As any parent of young children can tell you, there are two kinds of repentance. On the one hand, there’s the indignant or vacuous kind of “I’m sorry” spoken simply to escape punishment. This is worldly sorrow. Worldly sorrow tries to paper over grave problems, to inexpensively diffuse tension when intricate surgery is required. This is mouthing the syllables while inwardly hanging onto a justifying narrative.

That’s not authentic repentance, our Bibles say. And rather than really deal with the problem, it leads only to regret. Why? Because it leaves work undone. And the little seed of self-justification, the tenuous rationale that we assume – maybe even the sense of victimization at play? – grows into a vine that chokes us out.

As we begin the season of Lent, we need more than worldly sorrow. We need godly sorrow.

This is a sort of sorrow that pierces to my center. It takes effect when I’m overshadowed by the truth that my ambitions are the centrifuge of my problems. It sets in when I see how dark my stain, how long my rap sheet, how weak my excuses. It requires me to acknowledge that my wake is littered with brokenness. This is the pit, the shame, the terror, the death…that Paul says ultimately leads to life.

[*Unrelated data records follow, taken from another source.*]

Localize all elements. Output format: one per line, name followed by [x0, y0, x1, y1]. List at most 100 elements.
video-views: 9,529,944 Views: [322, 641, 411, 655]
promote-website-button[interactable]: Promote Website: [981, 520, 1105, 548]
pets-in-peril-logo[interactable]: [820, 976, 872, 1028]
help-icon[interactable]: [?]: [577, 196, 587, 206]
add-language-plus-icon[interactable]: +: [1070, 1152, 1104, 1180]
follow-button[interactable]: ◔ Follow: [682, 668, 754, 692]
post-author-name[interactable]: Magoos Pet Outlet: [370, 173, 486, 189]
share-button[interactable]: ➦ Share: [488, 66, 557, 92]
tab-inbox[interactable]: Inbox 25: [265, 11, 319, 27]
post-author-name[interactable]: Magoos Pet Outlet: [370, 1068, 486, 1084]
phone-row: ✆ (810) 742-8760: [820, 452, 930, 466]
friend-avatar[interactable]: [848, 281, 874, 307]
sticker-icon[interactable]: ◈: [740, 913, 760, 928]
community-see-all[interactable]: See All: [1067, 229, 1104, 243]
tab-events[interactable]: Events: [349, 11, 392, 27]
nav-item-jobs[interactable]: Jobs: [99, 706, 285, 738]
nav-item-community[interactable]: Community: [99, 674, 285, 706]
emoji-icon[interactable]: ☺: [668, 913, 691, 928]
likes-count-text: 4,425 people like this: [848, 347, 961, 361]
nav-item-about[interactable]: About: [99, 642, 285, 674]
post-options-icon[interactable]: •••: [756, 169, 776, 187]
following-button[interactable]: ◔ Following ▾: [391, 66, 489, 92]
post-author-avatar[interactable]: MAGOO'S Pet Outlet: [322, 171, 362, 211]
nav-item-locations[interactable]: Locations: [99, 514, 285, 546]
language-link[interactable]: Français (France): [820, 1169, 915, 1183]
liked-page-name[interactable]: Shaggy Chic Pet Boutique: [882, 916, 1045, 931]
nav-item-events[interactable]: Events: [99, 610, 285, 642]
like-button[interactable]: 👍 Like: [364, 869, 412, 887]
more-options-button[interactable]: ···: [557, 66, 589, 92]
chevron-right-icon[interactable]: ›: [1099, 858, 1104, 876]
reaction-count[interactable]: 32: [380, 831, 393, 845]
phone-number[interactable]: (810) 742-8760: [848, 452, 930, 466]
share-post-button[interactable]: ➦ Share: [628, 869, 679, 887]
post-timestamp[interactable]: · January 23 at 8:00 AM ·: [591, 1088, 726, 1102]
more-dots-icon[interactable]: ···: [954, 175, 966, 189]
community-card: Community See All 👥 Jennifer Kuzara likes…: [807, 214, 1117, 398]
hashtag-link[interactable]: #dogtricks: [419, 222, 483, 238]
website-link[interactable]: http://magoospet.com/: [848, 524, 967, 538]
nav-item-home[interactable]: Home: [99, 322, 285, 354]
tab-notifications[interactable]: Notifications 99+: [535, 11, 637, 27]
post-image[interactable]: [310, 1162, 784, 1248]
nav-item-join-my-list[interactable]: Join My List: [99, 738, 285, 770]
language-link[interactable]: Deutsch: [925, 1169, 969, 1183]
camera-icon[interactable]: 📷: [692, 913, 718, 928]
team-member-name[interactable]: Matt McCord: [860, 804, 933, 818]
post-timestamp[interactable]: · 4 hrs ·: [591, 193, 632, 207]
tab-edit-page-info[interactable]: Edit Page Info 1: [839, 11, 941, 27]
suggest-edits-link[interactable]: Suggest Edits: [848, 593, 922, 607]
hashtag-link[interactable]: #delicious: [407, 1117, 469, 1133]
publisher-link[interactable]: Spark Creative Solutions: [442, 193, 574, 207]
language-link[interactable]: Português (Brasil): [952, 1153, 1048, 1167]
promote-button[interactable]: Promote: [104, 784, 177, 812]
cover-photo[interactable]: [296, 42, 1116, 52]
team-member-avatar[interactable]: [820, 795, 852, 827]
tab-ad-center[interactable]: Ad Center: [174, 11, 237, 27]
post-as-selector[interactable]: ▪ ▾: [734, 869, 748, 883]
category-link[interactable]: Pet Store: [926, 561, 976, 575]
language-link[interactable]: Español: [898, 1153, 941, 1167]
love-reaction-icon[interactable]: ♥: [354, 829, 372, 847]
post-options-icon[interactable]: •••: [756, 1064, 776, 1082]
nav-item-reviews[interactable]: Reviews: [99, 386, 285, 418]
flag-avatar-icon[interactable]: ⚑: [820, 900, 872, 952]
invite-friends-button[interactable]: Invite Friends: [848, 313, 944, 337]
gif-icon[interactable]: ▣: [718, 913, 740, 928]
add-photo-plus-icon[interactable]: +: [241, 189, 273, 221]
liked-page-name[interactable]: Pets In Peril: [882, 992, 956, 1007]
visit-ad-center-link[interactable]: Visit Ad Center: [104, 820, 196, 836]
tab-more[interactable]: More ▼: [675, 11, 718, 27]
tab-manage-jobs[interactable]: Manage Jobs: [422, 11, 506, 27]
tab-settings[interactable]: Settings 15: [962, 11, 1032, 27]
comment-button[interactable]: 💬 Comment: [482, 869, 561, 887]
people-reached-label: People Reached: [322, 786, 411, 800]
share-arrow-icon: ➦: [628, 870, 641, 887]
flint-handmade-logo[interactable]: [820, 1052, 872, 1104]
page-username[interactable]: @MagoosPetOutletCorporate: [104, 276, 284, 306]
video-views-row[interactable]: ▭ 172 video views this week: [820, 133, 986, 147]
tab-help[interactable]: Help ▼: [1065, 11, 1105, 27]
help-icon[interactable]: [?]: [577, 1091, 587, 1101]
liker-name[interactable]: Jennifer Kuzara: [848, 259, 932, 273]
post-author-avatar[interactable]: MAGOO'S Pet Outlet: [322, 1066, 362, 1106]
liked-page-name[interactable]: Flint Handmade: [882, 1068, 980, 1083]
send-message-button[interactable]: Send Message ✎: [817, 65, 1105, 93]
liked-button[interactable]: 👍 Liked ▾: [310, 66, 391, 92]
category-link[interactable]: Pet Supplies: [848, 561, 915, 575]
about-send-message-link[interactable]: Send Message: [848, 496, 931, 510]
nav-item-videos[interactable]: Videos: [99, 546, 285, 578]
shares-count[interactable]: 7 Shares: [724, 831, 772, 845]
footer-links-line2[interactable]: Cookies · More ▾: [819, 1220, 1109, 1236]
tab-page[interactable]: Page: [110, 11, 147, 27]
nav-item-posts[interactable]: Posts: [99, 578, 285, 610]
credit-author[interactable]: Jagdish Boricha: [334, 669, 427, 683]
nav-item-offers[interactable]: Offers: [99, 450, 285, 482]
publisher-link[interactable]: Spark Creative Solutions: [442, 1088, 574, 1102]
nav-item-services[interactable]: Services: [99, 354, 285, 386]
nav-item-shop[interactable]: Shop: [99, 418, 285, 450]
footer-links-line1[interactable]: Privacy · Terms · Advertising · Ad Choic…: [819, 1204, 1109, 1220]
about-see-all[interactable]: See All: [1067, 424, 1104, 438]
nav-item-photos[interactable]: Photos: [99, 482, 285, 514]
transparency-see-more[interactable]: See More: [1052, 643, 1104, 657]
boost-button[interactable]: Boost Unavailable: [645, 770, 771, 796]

The Heidelberg Catechism puts it like this:

What is the dying of the old nature?

It is to grieve with heartfelt sorrow that we have offended God by our sin, and more and more to hate it and flee from it.

With these ashes upon us, chaffing beneath the sackcloth, something begins to change. Paul describes it: Godly sorrow produces earnestness, what eagerness to clear yourselves, what indignation, what alarm, what longing, what concern, what readiness to see justice done.

This is the New Testament, but the Old Testament idea of repentance is the same…repentance means turning around, setting a new course. Listen to the promise! New things are happening in the ashes. Beautiful things are born in the dust.

Paul describes a whole new reality that grows out of repentance. When temptation comes back, as it will, the long-dormant alarms start to flash and sound. When you look back on your past, you wish anew to have done something otherwise. You are eager to apologize to people that you have hurt. You are gravely concerned for those in need. You plead with the citizens Korazin and Bethsaida to see what you’ve seen.

When the ashes penetrate and your sorrow gets real, you start to crave justice and to hate injustice. To hate racism and bullying and gossiping. You set out to sabotage all opponents of the kingdom.

In the end, godly sorrow, nauseates you in order that you might crave the Medicine. Not the anesthetic of self-justification but the cure of the cross. You look to Jesus, the man from Galilee, rejected of Bethsaida, Savior of Tyre.

Godly sorrow leads to repentance, repentance leads to the ashes, and the ashes lead to life. May this day and this season plant something new in the dust of our sincere laments.